Le pari économique gagnant des bébés pandas au ZooParc de Beauval

Tout a été organisé ce mardi 2 août pour accueillir quelque 15.000 visiteurs au zoo de Beauval, venus célébrer un évènement bien particulier: l’anniversaire des jumelles pandas, Yuandudu et Huanlili. Pour l’occasion, le parc a convié les visiteurs à observer les deux bébés pandas déguster leur gâteau glacé d’anniversaire, composé de bambou et de pomme. Une mise en scène qui a réjoui les plus fanatiques, présents devant les portes du parc dès 7 heures du matin, soit une heure avant l’ouverture du zoo. « J’ai rencontré une femme qui s’était fait tatouer les bébés pandas sur les mollets », sourit Rodolphe Delord, directeur du parc zoologique. « On est venu spécialement. On a quand même réussi à voir les jumelles à travers les appareils photo des gens. C’est magnifique. Ça vaut le déplacement », a raconté à l’AFP une visiteuse.

Un atelier maquillage et un stand photo ont par ailleurs été installés pour fêter les un an des pandas. Et pour les plus chanceux, cinq tickets d’or ont été disséminés dans les plans papiers distribués à l’entrée du parc, offrant la possibilité aux gagnants de découvrir les coulisses du zoo.

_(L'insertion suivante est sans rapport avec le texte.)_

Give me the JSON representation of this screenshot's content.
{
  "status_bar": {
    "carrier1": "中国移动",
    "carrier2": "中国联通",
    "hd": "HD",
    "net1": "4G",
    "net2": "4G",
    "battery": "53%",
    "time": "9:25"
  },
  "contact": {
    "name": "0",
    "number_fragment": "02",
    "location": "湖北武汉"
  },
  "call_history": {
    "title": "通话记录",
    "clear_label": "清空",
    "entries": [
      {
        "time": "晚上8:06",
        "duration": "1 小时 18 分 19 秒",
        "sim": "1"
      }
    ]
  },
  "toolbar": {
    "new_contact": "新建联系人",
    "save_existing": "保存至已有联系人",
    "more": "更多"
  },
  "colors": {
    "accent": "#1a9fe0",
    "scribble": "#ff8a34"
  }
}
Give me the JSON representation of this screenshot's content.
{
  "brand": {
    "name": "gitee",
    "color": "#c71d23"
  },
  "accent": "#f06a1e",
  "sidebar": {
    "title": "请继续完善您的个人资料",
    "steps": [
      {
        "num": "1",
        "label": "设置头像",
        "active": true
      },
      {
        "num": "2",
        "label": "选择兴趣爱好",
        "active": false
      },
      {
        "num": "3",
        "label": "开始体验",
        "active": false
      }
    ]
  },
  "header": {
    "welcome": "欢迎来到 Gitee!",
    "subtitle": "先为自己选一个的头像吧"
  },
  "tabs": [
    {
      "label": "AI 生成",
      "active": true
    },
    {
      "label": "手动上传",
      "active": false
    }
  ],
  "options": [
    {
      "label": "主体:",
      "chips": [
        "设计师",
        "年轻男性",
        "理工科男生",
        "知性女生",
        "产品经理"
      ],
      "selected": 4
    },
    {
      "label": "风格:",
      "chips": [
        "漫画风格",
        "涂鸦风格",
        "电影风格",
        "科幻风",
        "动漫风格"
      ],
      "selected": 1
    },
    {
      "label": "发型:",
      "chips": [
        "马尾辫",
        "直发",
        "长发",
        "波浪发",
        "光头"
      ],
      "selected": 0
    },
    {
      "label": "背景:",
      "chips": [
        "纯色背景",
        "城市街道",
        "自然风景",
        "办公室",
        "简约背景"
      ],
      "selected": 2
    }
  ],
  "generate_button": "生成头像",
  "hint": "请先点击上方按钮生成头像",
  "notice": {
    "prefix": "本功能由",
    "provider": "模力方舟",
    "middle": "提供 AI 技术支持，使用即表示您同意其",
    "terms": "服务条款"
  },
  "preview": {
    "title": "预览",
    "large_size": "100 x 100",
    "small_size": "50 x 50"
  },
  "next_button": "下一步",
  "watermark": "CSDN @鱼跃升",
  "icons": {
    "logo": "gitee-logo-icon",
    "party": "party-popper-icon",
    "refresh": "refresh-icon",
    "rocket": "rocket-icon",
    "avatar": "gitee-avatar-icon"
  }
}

Boom de visiteurs depuis l’arrivée des pandas à Beauval

L’année dernière, à la même date, tous les yeux étaient rivés sur ces deux naissances dont les parents originaires de Chine avaient été accueillis en 2012 sur le territoire français. Un investissement à l’époque de 5 millions d’euros qui paie. « Lorsque nous avons récupéré deux pandas en 2012, le nombre de visiteurs annuel a explosé, passant de 600.000 à un million l’année suivante », commente Rodolphe Delord. Un succès qui s’explique principalement par l’engouement des Français et étrangers autour de ces bêtes sauvages, symbole des animaux en voie de disparition. « En plus de sensibiliser la population sur cette problématique, les gains que nous rapportent cette fascination nous permettent de financer l’élevage d’autres espèces protégées », ajoute Rodolphe Delord. Depuis 2012, le zoo assure ainsi avoir investi 15 millions d’euros dans divers projets et agrandi ses équipes de 200 salariés à 1.300 aujourd’hui.

Une stratégie payante

C’était l’un des rêves de Françoise Delord, la fondatrice du parc de Beauval: accueillir des pandas dans son zoo; 10 ans après l’arrivée des animaux au velours noir et blanc, le pari semble non seulement relevé mais aussi particulièrement lucratif. Car ces animaux fascinent et attirent toujours plus de clientèles, au point d’atteindre les deux millions de visiteurs en 2022. Un engouement qui a ainsi poussé le parc à ouvrir une boutique spécialement dédiée aux pandas. « Une grande partie de notre chiffre d’affaires est réalisée grâce à la vente de produits dérivés de pandas », nous souffle Rodolphe Delord, sans préciser le montant exact. À noter que le parc a réalisé un chiffre d’affaires de 70 millions d’euros en 2021, avec moins de huit mois d’ouverture en raison de la crise sanitaire.

Un succès qui permet ainsi au parc de réaliser des bénéfices alors que le zoo doit régler tous les ans 750.000 euros à la Chine, propriétaire des pandas. Sans compter l’entretien des animaux effectués par 10 salariés ou encore l’alimentation qui peut grimper aux alentours des 80.000 euros de bambous par an.

Mais ces belles années devraient prochainement prendre fin. En effet, le ZooParc de Beauval est contraint de se séparer des jumelles dans trois ans pour les rendre au gouvernement chinois. Mais le directeur de l’établissement entend bien négocier avec les propriétaires pour allonger son partenariat « de 10 ans ». Rodolphe Delord assure être actuellement en discussion avec la Chine.